The previous definition of the channel binder made us of the Early Exporter, which does not have enough entropy to ensure the binder's design goals.

A new secret is defined as part of the TLS key schedule, to serve as the base for a new exporter. This should, hopefully, fulfill the goals of our binder.

[ionut-arm]

the nonce carried in CH / SH is not the "final" nonce that is generated by the binder. It's just a seed for the exporter

Yes and no, but maybe we should agree on this separately. It's only used as the seed for the exporter in cases where the attestation evidence isn't key evidence, because if you have key attestation the signature in CertificateVerify is enough to link the two protocols. The binder is only used when we're carrying platform attestation only (at least as per current draft). I'll change the negotiation part to make it clear, but maybe we want to agree if the exporter is used any time evidence is generated.

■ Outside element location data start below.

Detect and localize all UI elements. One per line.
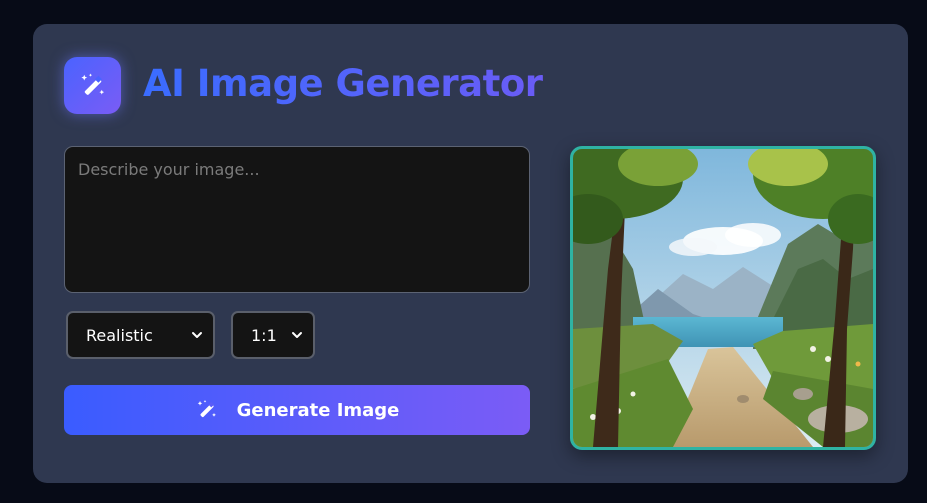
app-title: AI Image Generator xyxy=(143,62,543,105)
forest-path-landscape-image xyxy=(573,149,873,447)
ratio-select[interactable]: 1:1 xyxy=(231,311,315,359)
ratio-select-wrapper: 1:1 xyxy=(231,311,315,359)
chevron-down-icon xyxy=(192,332,202,338)
generate-button-label: Generate Image xyxy=(236,399,400,421)
style-select[interactable]: Realistic xyxy=(66,311,215,359)
chevron-down-icon xyxy=(292,332,302,338)
generator-card: AI Image Generator Realistic 1:1 Generat… xyxy=(33,24,908,483)
style-select-wrapper: Realistic xyxy=(66,311,215,359)
generated-image-preview[interactable] xyxy=(570,146,876,450)
prompt-input[interactable] xyxy=(64,146,530,293)
app-logo xyxy=(64,57,121,114)
ratio-select-value: 1:1 xyxy=(251,325,277,345)
magic-wand-icon xyxy=(80,73,104,95)
generate-image-button[interactable]: Generate Image xyxy=(64,385,530,435)
style-select-value: Realistic xyxy=(86,325,153,345)
magic-wand-icon xyxy=(197,400,216,418)
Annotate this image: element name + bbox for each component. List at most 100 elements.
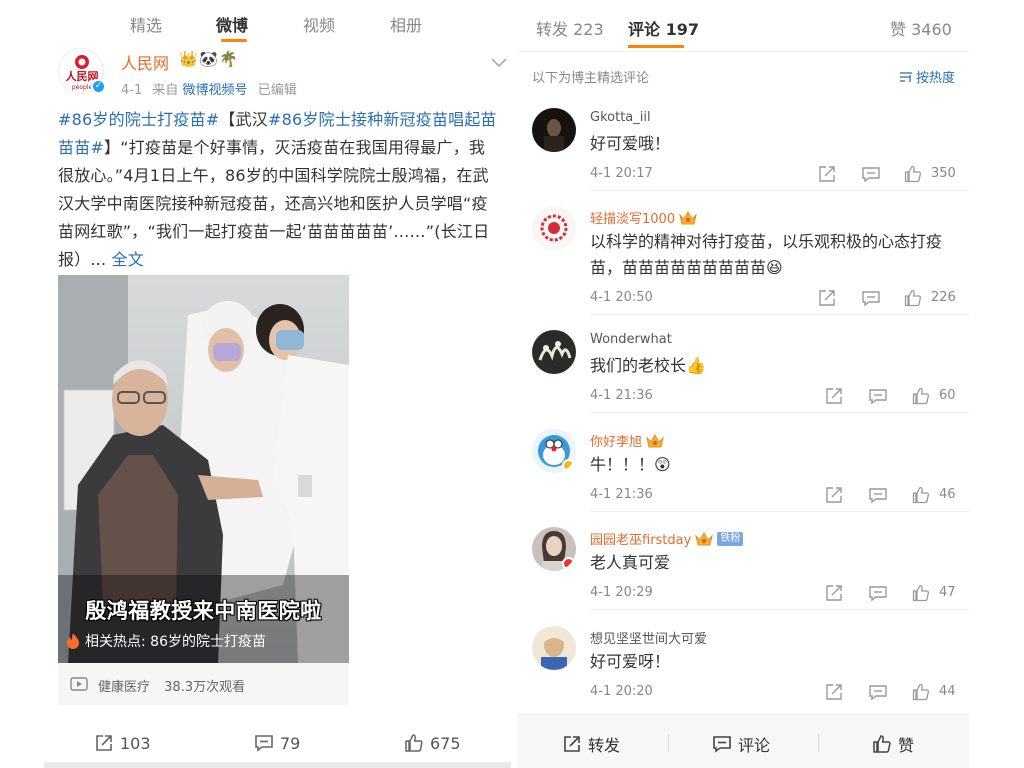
flame-icon [67,633,79,649]
hashtag-link[interactable]: #86岁的院士打疫苗# [58,110,219,129]
hot-badge-icon [562,557,575,570]
tab-featured[interactable]: 精选 [130,12,162,36]
edited-label: 已编辑 [257,83,297,98]
avatar[interactable] [532,527,576,571]
crown-icon [646,433,664,447]
chevron-down-icon[interactable] [490,56,508,68]
repost-button[interactable]: 103 [94,732,151,754]
comment-like-count: 44 [939,684,956,699]
share-icon[interactable] [818,289,836,307]
tab-album[interactable]: 相册 [390,12,422,36]
comment-footer: 4-1 20:20 44 [590,683,956,703]
comment-author[interactable]: 园园老巫firstday 铁粉 [590,529,744,548]
tab-comments[interactable]: 评论 197 [628,16,699,40]
tab-weibo[interactable]: 微博 [216,12,248,36]
avatar[interactable] [532,206,576,250]
comment-footer: 4-1 20:29 47 [590,584,956,604]
thumbs-up-icon[interactable] [912,486,930,504]
comment-like-count: 47 [939,585,956,600]
comment-button[interactable]: 79 [254,732,300,754]
share-icon[interactable] [825,387,843,405]
repost-icon [96,735,112,751]
comment-author[interactable]: 轻描淡写1000 [590,208,697,227]
post-header: 人民网 people ✓ 人民网 👑 🐼 🌴 4-1 来自 微博视频号 已编辑 [58,48,508,98]
comment-icon [713,736,731,753]
post-source-link[interactable]: 微博视频号 [183,83,248,98]
comment-author-name: 你好李旭 [590,435,643,450]
video-category: 健康医疗 [98,680,151,695]
sort-label: 按热度 [915,71,955,86]
share-icon[interactable] [818,165,836,183]
reply-icon[interactable] [862,165,880,183]
share-icon[interactable] [825,683,843,701]
sort-by-heat-button[interactable]: 按热度 [899,67,955,86]
avatar[interactable] [532,108,576,152]
divider [590,511,969,512]
video-player[interactable]: 殷鸿福教授来中南医院啦 相关热点: 86岁的院士打疫苗 [58,275,349,663]
tab-reposts-label: 转发 [536,20,569,39]
comment-author[interactable]: Wonderwhat [590,332,672,347]
tab-likes-label: 赞 [890,20,907,39]
thumbs-up-icon [405,734,423,752]
tab-reposts[interactable]: 转发 223 [536,16,604,40]
repost-label: 转发 [588,736,621,755]
thumbs-up-icon[interactable] [912,584,930,602]
video-views: 38.3万次观看 [164,680,246,695]
avatar[interactable] [532,330,576,374]
avatar[interactable] [532,429,576,473]
divider [590,609,969,610]
svg-text:people: people [72,84,93,91]
comment-author-name: 轻描淡写1000 [590,212,676,227]
thumbs-up-icon[interactable] [904,165,922,183]
active-tab-indicator [628,45,684,48]
related-topic-link[interactable]: 相关热点: 86岁的院士打疫苗 [67,631,266,651]
tab-video[interactable]: 视频 [303,12,335,36]
comment-button[interactable]: 评论 [712,732,770,756]
comment-time: 4-1 20:29 [590,585,653,600]
divider [818,734,819,752]
reply-icon[interactable] [869,486,887,504]
comment-count: 79 [280,733,301,753]
comment-like-count: 46 [939,487,956,502]
reply-icon[interactable] [869,584,887,602]
thumbs-up-icon[interactable] [904,289,922,307]
reply-icon[interactable] [862,289,880,307]
featured-comments-hint: 以下为博主精选评论 [532,71,650,86]
read-more-link[interactable]: 全文 [112,250,144,269]
post-text: 【武汉 [219,110,268,129]
avatar[interactable] [532,626,576,670]
related-topic-text: 相关热点: 86岁的院士打疫苗 [85,634,266,650]
repost-button[interactable]: 转发 [562,732,620,756]
post-date: 4-1 [121,83,143,98]
comment-time: 4-1 21:36 [590,487,653,502]
comment-author[interactable]: 你好李旭 [590,431,664,450]
comment-footer: 4-1 20:50 226 [590,289,956,309]
post-meta: 4-1 来自 微博视频号 已编辑 [121,79,297,98]
reply-icon[interactable] [869,683,887,701]
crown-icon [695,531,714,545]
share-icon[interactable] [825,486,843,504]
thumbs-up-icon[interactable] [912,683,930,701]
comment-footer: 4-1 21:36 46 [590,486,956,506]
like-button[interactable]: 赞 [872,732,914,756]
tab-likes[interactable]: 赞 3460 [890,16,952,40]
vip-badge-icon [562,459,575,472]
comment-author[interactable]: Gkotta_iil [590,110,651,125]
repost-count: 103 [120,733,151,753]
island-badge-icon: 🌴 [219,50,238,68]
comment-text: 我们的老校长👍 [590,356,706,375]
comment-text: 好可爱哦！ [590,134,671,153]
share-icon[interactable] [825,584,843,602]
like-button[interactable]: 675 [404,732,461,754]
reply-icon[interactable] [869,387,887,405]
comment-time: 4-1 20:20 [590,684,653,699]
tab-likes-count: 3460 [911,20,952,39]
thumbs-up-icon[interactable] [912,387,930,405]
divider [668,734,669,752]
comment-label: 评论 [738,736,771,755]
author-name[interactable]: 人民网 [121,50,169,74]
comment-author[interactable]: 想见坚坚世间大可爱 [590,628,707,647]
post-actions: 103 79 675 [44,728,511,762]
video-stats: 健康医疗 38.3万次观看 [98,676,245,695]
comment-text: 以科学的精神对待打疫苗，以乐观积极的心态打疫苗，苗苗苗苗苗苗苗苗苗😆 [590,232,943,277]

will adjust the length of the "final" nonce to the length advertised by the attester

Good point, let me fix that.

[thomas-fossati]

the nonce carried in CH / SH is not the "final" nonce that is generated by the binder. It's just a seed for the exporter

Yes and no, but maybe we should agree on this separately. It's only used as the seed for the exporter in cases where the attestation evidence isn't key evidence, because if you have key attestation the signature in CertificateVerify is enough to link the two protocols. The binder is only used when we're carrying platform attestation only (at least as per current draft). I'll change the negotiation part to make it clear, but maybe we want to agree if the exporter is used any time evidence is generated.

OK, let's make this a separate discussion.

[thomas-fossati]

the nonce carried in CH / SH is not the "final" nonce that is generated by the binder. It's just a seed for the exporter

Yes and no, but maybe we should agree on this separately. It's only used as the seed for the exporter in cases where the attestation evidence isn't key evidence, because if you have key attestation the signature in CertificateVerify is enough to link the two protocols. The binder is only used when we're carrying platform attestation only (at least as per current draft). I'll change the negotiation part to make it clear, but maybe we want to agree if the exporter is used any time evidence is generated.

OK, let's make this a separate discussion.

Opened #65 to track this. 🚢 it!

[yogeshbdeshpande]

@ionut-arm I have not been following Handshake binder much, but just a question: Does this PR needs a change to show the New Handshake generation in the Message Sequences of BG Check in this document, or in the IoT Device Onboarding, and other use case documented here ...?

[ionut-arm]

@ionut-arm I have not been following Handshake binder much, but just a question: Does this PR needs a change to show the New Handshake generation in the Message Sequences of BG Check in this document, or in the IoT Device Onboarding, and other use case documented here ...?

I wouldn't think so, because those flows are predicated on key attestation, which doesn't require this binder. We'd only need changes if the attester sends an x509, and alongside a platform attestation token, but I don't think we have a diagram of that.